On other fronts, I did pick up a bottle of the '96 Villa Antinori Chianti Classico Riserva?and considered it less significantly worthwhile than the '95 Castello di San Polo in Rosso. Understandable, given that '95 was a questionable year for quality, even among big producers like Antinori (the Mondavi of Italy). It wasn't that the wine was horrible, just that it lacked spice, snap, charm. At $15, versus $20 for the Antinori, the more obscure Castello was a smarter buy.
On the cheapskate front, I enjoyed Bonacchi's '98 Chianti, a boilerplate red that lacked the twists and turns of the Antinori and the Castello di San Polo in Rosso, but that also delivered what you often desire of an Italian wine: the capacity to wash down a plate of noodles. At eight dollars, it's a relative bargain for a style that hasn't yet been widely equaled among New World wines (most American Tuscans, usually labeled as sangiovese, cost two to three times as much and aim for high-quality Chianti Classico effects, though they just as often end up tasting like plain Chianti).

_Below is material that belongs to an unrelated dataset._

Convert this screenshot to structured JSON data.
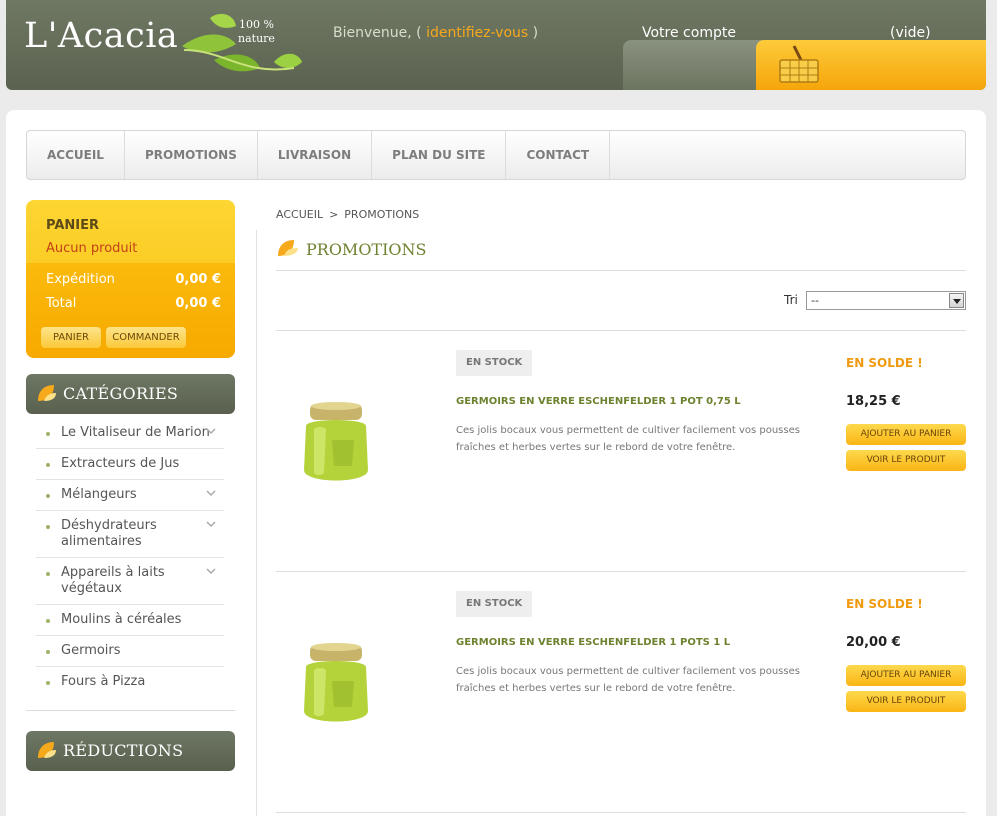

Make no bones about it: Italian wine is hard. As I've noted before in this space, the country is less coherent in its viticultural organization and less sophisticated in its winemaking practices than almost everyone else currently striving to extract magic from the magical grape. I could get into the whole chaotic story, but I think I'll save it for another day.
In the meantime, I'm determined to crack Italy, to wrap my head around it. I've got to hit the books.